I'm sure Tim Berners-Lee has a great understanding of the situation, but since it didn't come across in the article let's try to build our own description of the problem here in the comments. To do this we'll go through the most interesting projects in the "fix the web" space and steal their key insights.
# Camlistore - All Your Data Should Be in One Place
I probably have important data in two dozen different places. Google, FB, Dropbox, Reddit, GitHub, Mint, Stack Exchange, Amazon, etc. This is crazy!
All my personal data should go into a personal data store. I'm not sure how we'll ever approach a sane system without this step. Camlistore is all about making that data store.
Right now only techies own their names. We do it in two ways -- the total ownership way where we make a private key and identify ourselves with it, and the "technically renting but basically ownership" way where we buy a domain. You can reach me at <myname>@<mydomain> today, tomorrow, and probably for the rest of my life.
Most non-techies get by with Gmail and a FB page.
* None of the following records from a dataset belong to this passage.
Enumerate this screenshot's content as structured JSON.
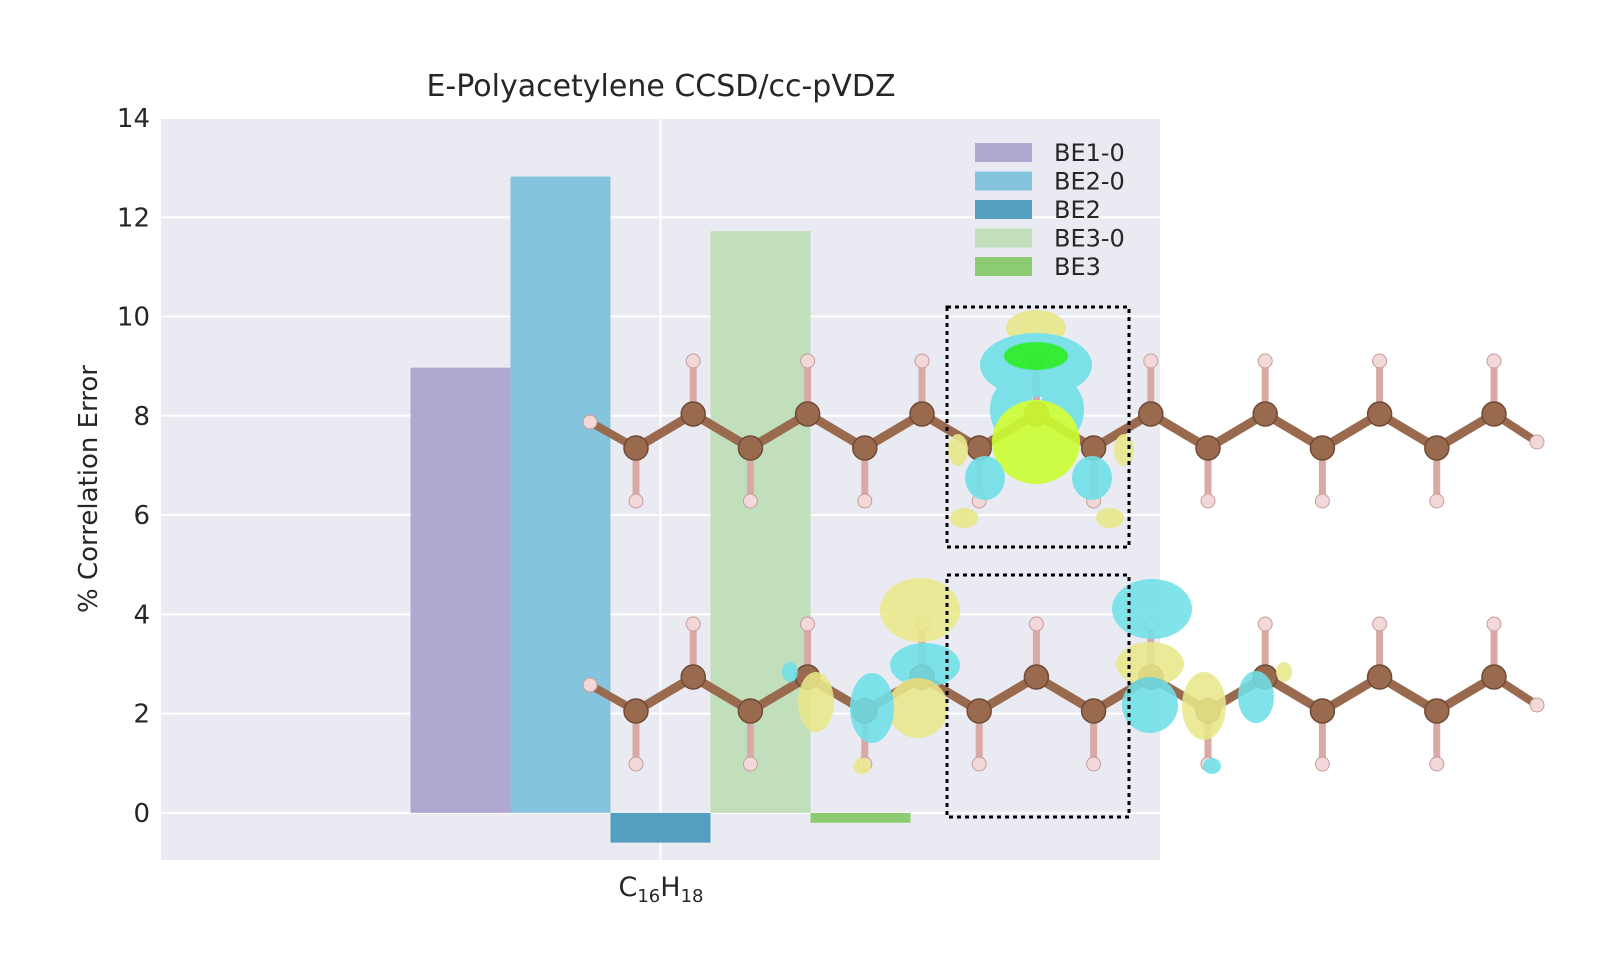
{
  "chart_data": {
    "type": "bar",
    "title": "E-Polyacetylene CCSD/cc-pVDZ",
    "ylabel": "% Correlation Error",
    "xlabel": "",
    "categories": [
      "C16H18"
    ],
    "category_label": {
      "base": "C",
      "sub1": "16",
      "mid": "H",
      "sub2": "18"
    },
    "ylim": [
      -0.95,
      14
    ],
    "yticks": [
      0,
      2,
      4,
      6,
      8,
      10,
      12,
      14
    ],
    "grid": true,
    "legend_position": "top-right",
    "series": [
      {
        "name": "BE1-0",
        "values": [
          8.97
        ],
        "color": "#b0a8d0"
      },
      {
        "name": "BE2-0",
        "values": [
          12.82
        ],
        "color": "#84c4dd"
      },
      {
        "name": "BE2",
        "values": [
          -0.6
        ],
        "color": "#529fbf"
      },
      {
        "name": "BE3-0",
        "values": [
          11.72
        ],
        "color": "#c1dfbb"
      },
      {
        "name": "BE3",
        "values": [
          -0.2
        ],
        "color": "#8ccb71"
      }
    ]
  },
  "colors": {
    "plot_background": "#eaeaf2",
    "grid": "#ffffff",
    "carbon_atom": "#9a6a4f",
    "hydrogen_atom": "#f2d8d8",
    "orbital_cyan": "#6fe0e8",
    "orbital_yellow": "#e8e88a",
    "orbital_green": "#ccff33"
  }
}
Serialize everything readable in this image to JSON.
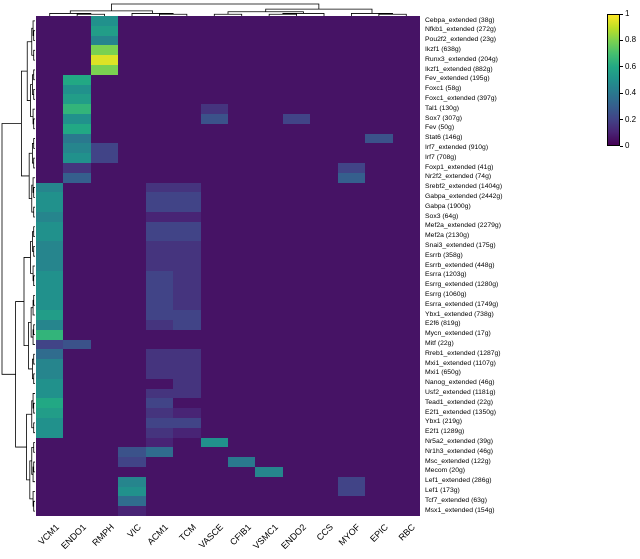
{
  "chart_data": {
    "type": "heatmap",
    "title": "",
    "xlabel": "",
    "ylabel": "",
    "colormap": "viridis",
    "value_range": [
      0,
      1
    ],
    "legend_position": "top-right",
    "dendrograms": [
      "rows-left",
      "columns-top"
    ],
    "columns": [
      "VCM1",
      "ENDO1",
      "RMPH",
      "VIC",
      "ACM1",
      "TCM",
      "VASCE",
      "CFIB1",
      "VSMC1",
      "ENDO2",
      "CCS",
      "MYOF",
      "EPIC",
      "RBC"
    ],
    "rows": [
      "Cebpa_extended (38g)",
      "Nfkb1_extended (272g)",
      "Pou2f2_extended (23g)",
      "Ikzf1 (638g)",
      "Runx3_extended (204g)",
      "Ikzf1_extended (882g)",
      "Fev_extended (195g)",
      "Foxc1 (58g)",
      "Foxc1_extended (397g)",
      "Tal1 (130g)",
      "Sox7 (307g)",
      "Fev (50g)",
      "Stat6 (146g)",
      "Irf7_extended (910g)",
      "Irf7 (708g)",
      "Foxp1_extended (41g)",
      "Nr2f2_extended (74g)",
      "Srebf2_extended (1404g)",
      "Gabpa_extended (2442g)",
      "Gabpa (1900g)",
      "Sox3 (64g)",
      "Mef2a_extended (2279g)",
      "Mef2a (2130g)",
      "Snai3_extended (175g)",
      "Esrrb (358g)",
      "Esrrb_extended (448g)",
      "Esrra (1203g)",
      "Esrrg_extended (1280g)",
      "Esrrg (1060g)",
      "Esrra_extended (1749g)",
      "Ybx1_extended (738g)",
      "E2f6 (819g)",
      "Mycn_extended (17g)",
      "Mitf (22g)",
      "Rreb1_extended (1287g)",
      "Mxi1_extended (1107g)",
      "Mxi1 (650g)",
      "Nanog_extended (46g)",
      "Usf2_extended (1181g)",
      "Tead1_extended (22g)",
      "E2f1_extended (1350g)",
      "Ybx1 (219g)",
      "E2f1 (1289g)",
      "Nr5a2_extended (39g)",
      "Nr1h3_extended (46g)",
      "Msc_extended (122g)",
      "Mecom (20g)",
      "Lef1_extended (286g)",
      "Lef1 (173g)",
      "Tcf7_extended (63g)",
      "Msx1_extended (154g)"
    ],
    "matrix": [
      [
        0.05,
        0.05,
        0.5,
        0.05,
        0.05,
        0.05,
        0.05,
        0.05,
        0.05,
        0.05,
        0.05,
        0.05,
        0.05,
        0.05
      ],
      [
        0.05,
        0.05,
        0.55,
        0.05,
        0.05,
        0.05,
        0.05,
        0.05,
        0.05,
        0.05,
        0.05,
        0.05,
        0.05,
        0.05
      ],
      [
        0.05,
        0.05,
        0.45,
        0.05,
        0.05,
        0.05,
        0.05,
        0.05,
        0.05,
        0.05,
        0.05,
        0.05,
        0.05,
        0.05
      ],
      [
        0.05,
        0.05,
        0.8,
        0.05,
        0.05,
        0.05,
        0.05,
        0.05,
        0.05,
        0.05,
        0.05,
        0.05,
        0.05,
        0.05
      ],
      [
        0.05,
        0.05,
        0.95,
        0.05,
        0.05,
        0.05,
        0.05,
        0.05,
        0.05,
        0.05,
        0.05,
        0.05,
        0.05,
        0.05
      ],
      [
        0.05,
        0.05,
        0.8,
        0.05,
        0.05,
        0.05,
        0.05,
        0.05,
        0.05,
        0.05,
        0.05,
        0.05,
        0.05,
        0.05
      ],
      [
        0.05,
        0.6,
        0.05,
        0.05,
        0.05,
        0.05,
        0.05,
        0.05,
        0.05,
        0.05,
        0.05,
        0.05,
        0.05,
        0.05
      ],
      [
        0.05,
        0.5,
        0.05,
        0.05,
        0.05,
        0.05,
        0.05,
        0.05,
        0.05,
        0.05,
        0.05,
        0.05,
        0.05,
        0.05
      ],
      [
        0.05,
        0.55,
        0.05,
        0.05,
        0.05,
        0.05,
        0.05,
        0.05,
        0.05,
        0.05,
        0.05,
        0.05,
        0.05,
        0.05
      ],
      [
        0.05,
        0.65,
        0.05,
        0.05,
        0.05,
        0.05,
        0.15,
        0.05,
        0.05,
        0.05,
        0.05,
        0.05,
        0.05,
        0.05
      ],
      [
        0.05,
        0.5,
        0.05,
        0.05,
        0.05,
        0.05,
        0.25,
        0.05,
        0.05,
        0.2,
        0.05,
        0.05,
        0.05,
        0.05
      ],
      [
        0.05,
        0.6,
        0.05,
        0.05,
        0.05,
        0.05,
        0.05,
        0.05,
        0.05,
        0.05,
        0.05,
        0.05,
        0.05,
        0.05
      ],
      [
        0.05,
        0.4,
        0.05,
        0.05,
        0.05,
        0.05,
        0.05,
        0.05,
        0.05,
        0.05,
        0.05,
        0.05,
        0.25,
        0.05
      ],
      [
        0.05,
        0.45,
        0.2,
        0.05,
        0.05,
        0.05,
        0.05,
        0.05,
        0.05,
        0.05,
        0.05,
        0.05,
        0.05,
        0.05
      ],
      [
        0.05,
        0.5,
        0.2,
        0.05,
        0.05,
        0.05,
        0.05,
        0.05,
        0.05,
        0.05,
        0.05,
        0.05,
        0.05,
        0.05
      ],
      [
        0.05,
        0.15,
        0.05,
        0.05,
        0.05,
        0.05,
        0.05,
        0.05,
        0.05,
        0.05,
        0.05,
        0.2,
        0.05,
        0.05
      ],
      [
        0.05,
        0.3,
        0.05,
        0.05,
        0.05,
        0.05,
        0.05,
        0.05,
        0.05,
        0.05,
        0.05,
        0.3,
        0.05,
        0.05
      ],
      [
        0.45,
        0.05,
        0.05,
        0.05,
        0.15,
        0.15,
        0.05,
        0.05,
        0.05,
        0.05,
        0.05,
        0.05,
        0.05,
        0.05
      ],
      [
        0.5,
        0.05,
        0.05,
        0.05,
        0.2,
        0.2,
        0.05,
        0.05,
        0.05,
        0.05,
        0.05,
        0.05,
        0.05,
        0.05
      ],
      [
        0.5,
        0.05,
        0.05,
        0.05,
        0.2,
        0.2,
        0.05,
        0.05,
        0.05,
        0.05,
        0.05,
        0.05,
        0.05,
        0.05
      ],
      [
        0.45,
        0.05,
        0.05,
        0.05,
        0.1,
        0.1,
        0.05,
        0.05,
        0.05,
        0.05,
        0.05,
        0.05,
        0.05,
        0.05
      ],
      [
        0.5,
        0.05,
        0.05,
        0.05,
        0.2,
        0.2,
        0.05,
        0.05,
        0.05,
        0.05,
        0.05,
        0.05,
        0.05,
        0.05
      ],
      [
        0.5,
        0.05,
        0.05,
        0.05,
        0.2,
        0.2,
        0.05,
        0.05,
        0.05,
        0.05,
        0.05,
        0.05,
        0.05,
        0.05
      ],
      [
        0.45,
        0.05,
        0.05,
        0.05,
        0.15,
        0.15,
        0.05,
        0.05,
        0.05,
        0.05,
        0.05,
        0.05,
        0.05,
        0.05
      ],
      [
        0.45,
        0.05,
        0.05,
        0.05,
        0.15,
        0.15,
        0.05,
        0.05,
        0.05,
        0.05,
        0.05,
        0.05,
        0.05,
        0.05
      ],
      [
        0.45,
        0.05,
        0.05,
        0.05,
        0.15,
        0.15,
        0.05,
        0.05,
        0.05,
        0.05,
        0.05,
        0.05,
        0.05,
        0.05
      ],
      [
        0.5,
        0.05,
        0.05,
        0.05,
        0.2,
        0.15,
        0.05,
        0.05,
        0.05,
        0.05,
        0.05,
        0.05,
        0.05,
        0.05
      ],
      [
        0.5,
        0.05,
        0.05,
        0.05,
        0.2,
        0.15,
        0.05,
        0.05,
        0.05,
        0.05,
        0.05,
        0.05,
        0.05,
        0.05
      ],
      [
        0.5,
        0.05,
        0.05,
        0.05,
        0.2,
        0.15,
        0.05,
        0.05,
        0.05,
        0.05,
        0.05,
        0.05,
        0.05,
        0.05
      ],
      [
        0.5,
        0.05,
        0.05,
        0.05,
        0.2,
        0.15,
        0.05,
        0.05,
        0.05,
        0.05,
        0.05,
        0.05,
        0.05,
        0.05
      ],
      [
        0.55,
        0.05,
        0.05,
        0.05,
        0.2,
        0.2,
        0.05,
        0.05,
        0.05,
        0.05,
        0.05,
        0.05,
        0.05,
        0.05
      ],
      [
        0.45,
        0.05,
        0.05,
        0.05,
        0.15,
        0.2,
        0.05,
        0.05,
        0.05,
        0.05,
        0.05,
        0.05,
        0.05,
        0.05
      ],
      [
        0.65,
        0.05,
        0.05,
        0.05,
        0.05,
        0.05,
        0.05,
        0.05,
        0.05,
        0.05,
        0.05,
        0.05,
        0.05,
        0.05
      ],
      [
        0.2,
        0.25,
        0.05,
        0.05,
        0.05,
        0.05,
        0.05,
        0.05,
        0.05,
        0.05,
        0.05,
        0.05,
        0.05,
        0.05
      ],
      [
        0.35,
        0.05,
        0.05,
        0.05,
        0.15,
        0.15,
        0.05,
        0.05,
        0.05,
        0.05,
        0.05,
        0.05,
        0.05,
        0.05
      ],
      [
        0.45,
        0.05,
        0.05,
        0.05,
        0.15,
        0.15,
        0.05,
        0.05,
        0.05,
        0.05,
        0.05,
        0.05,
        0.05,
        0.05
      ],
      [
        0.45,
        0.05,
        0.05,
        0.05,
        0.15,
        0.15,
        0.05,
        0.05,
        0.05,
        0.05,
        0.05,
        0.05,
        0.05,
        0.05
      ],
      [
        0.5,
        0.05,
        0.05,
        0.05,
        0.05,
        0.15,
        0.05,
        0.05,
        0.05,
        0.05,
        0.05,
        0.05,
        0.05,
        0.05
      ],
      [
        0.5,
        0.05,
        0.05,
        0.05,
        0.15,
        0.15,
        0.05,
        0.05,
        0.05,
        0.05,
        0.05,
        0.05,
        0.05,
        0.05
      ],
      [
        0.6,
        0.05,
        0.05,
        0.05,
        0.2,
        0.05,
        0.05,
        0.05,
        0.05,
        0.05,
        0.05,
        0.05,
        0.05,
        0.05
      ],
      [
        0.55,
        0.05,
        0.05,
        0.05,
        0.15,
        0.1,
        0.05,
        0.05,
        0.05,
        0.05,
        0.05,
        0.05,
        0.05,
        0.05
      ],
      [
        0.5,
        0.05,
        0.05,
        0.05,
        0.2,
        0.2,
        0.05,
        0.05,
        0.05,
        0.05,
        0.05,
        0.05,
        0.05,
        0.05
      ],
      [
        0.5,
        0.05,
        0.05,
        0.05,
        0.15,
        0.1,
        0.05,
        0.05,
        0.05,
        0.05,
        0.05,
        0.05,
        0.05,
        0.05
      ],
      [
        0.05,
        0.05,
        0.05,
        0.05,
        0.1,
        0.05,
        0.5,
        0.05,
        0.05,
        0.05,
        0.05,
        0.05,
        0.05,
        0.05
      ],
      [
        0.05,
        0.05,
        0.05,
        0.25,
        0.35,
        0.05,
        0.05,
        0.05,
        0.05,
        0.05,
        0.05,
        0.05,
        0.05,
        0.05
      ],
      [
        0.05,
        0.05,
        0.05,
        0.2,
        0.05,
        0.05,
        0.05,
        0.4,
        0.05,
        0.05,
        0.05,
        0.05,
        0.05,
        0.05
      ],
      [
        0.05,
        0.05,
        0.05,
        0.05,
        0.05,
        0.05,
        0.05,
        0.05,
        0.45,
        0.05,
        0.05,
        0.05,
        0.05,
        0.05
      ],
      [
        0.05,
        0.05,
        0.05,
        0.45,
        0.05,
        0.05,
        0.05,
        0.05,
        0.05,
        0.05,
        0.05,
        0.2,
        0.05,
        0.05
      ],
      [
        0.05,
        0.05,
        0.05,
        0.5,
        0.05,
        0.05,
        0.05,
        0.05,
        0.05,
        0.05,
        0.05,
        0.2,
        0.05,
        0.05
      ],
      [
        0.05,
        0.05,
        0.05,
        0.35,
        0.05,
        0.05,
        0.05,
        0.05,
        0.05,
        0.05,
        0.05,
        0.05,
        0.05,
        0.05
      ],
      [
        0.05,
        0.05,
        0.05,
        0.1,
        0.05,
        0.05,
        0.05,
        0.05,
        0.05,
        0.05,
        0.05,
        0.05,
        0.05,
        0.05
      ]
    ],
    "colormap_stops": [
      {
        "p": 0.0,
        "c": "#440154"
      },
      {
        "p": 0.1,
        "c": "#482475"
      },
      {
        "p": 0.2,
        "c": "#414487"
      },
      {
        "p": 0.3,
        "c": "#355f8d"
      },
      {
        "p": 0.4,
        "c": "#2a788e"
      },
      {
        "p": 0.5,
        "c": "#21918c"
      },
      {
        "p": 0.6,
        "c": "#22a884"
      },
      {
        "p": 0.7,
        "c": "#44bf70"
      },
      {
        "p": 0.8,
        "c": "#7ad151"
      },
      {
        "p": 0.9,
        "c": "#bddf26"
      },
      {
        "p": 1.0,
        "c": "#fde725"
      }
    ],
    "colorbar_ticks": [
      {
        "label": "1",
        "value": 1
      },
      {
        "label": "0.8",
        "value": 0.8
      },
      {
        "label": "0.6",
        "value": 0.6
      },
      {
        "label": "0.4",
        "value": 0.4
      },
      {
        "label": "0.2",
        "value": 0.2
      },
      {
        "label": "0",
        "value": 0
      }
    ]
  },
  "figure": {
    "background": "#ffffff",
    "line_color": "#000000"
  }
}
This isn't the worst, but it's not ideal.
And for every different service we use we get a different name. I don't want 20 names! I want to use my name! (Or sometimes one of my pseudonyms, which Urbit has first-class support for).
In Urbit everyone has a name[1]. Even better, this name maps to their computer, so if I know my friends name I can connect to their computer -- the foundation of getting an actual peer-to-peer network back from the current mess.
[1] Connected to a private key and human readable! But often silly, eg: ~gumdob-tumlub
# Sandstorm - Everyone Needs a Server
Servers are necessary to be real internet citizens. I think this is basically self-explanatory. If your entire internet presence disappears when you close your laptop lid you're basically beyond helping, and will always need some kind of walled-garden to watch out for you.
The problem is that Linux servers are a pain to host. With Sandstorm you can set up a server with one click. You can install apps with one click. This is . . . basically such an obviously good idea it's hard to find more to say about it.
If there are more interesting projects in this space please mention them, I'm going back to coding:)
EDIT: I wasn't really sure what to write for a conclusion, but now I've thought of one: The web evolved, what we get next will be _built_. This is very exciting.
It all went wrong at NAT, we were supposed to be peers, not producers and consumers.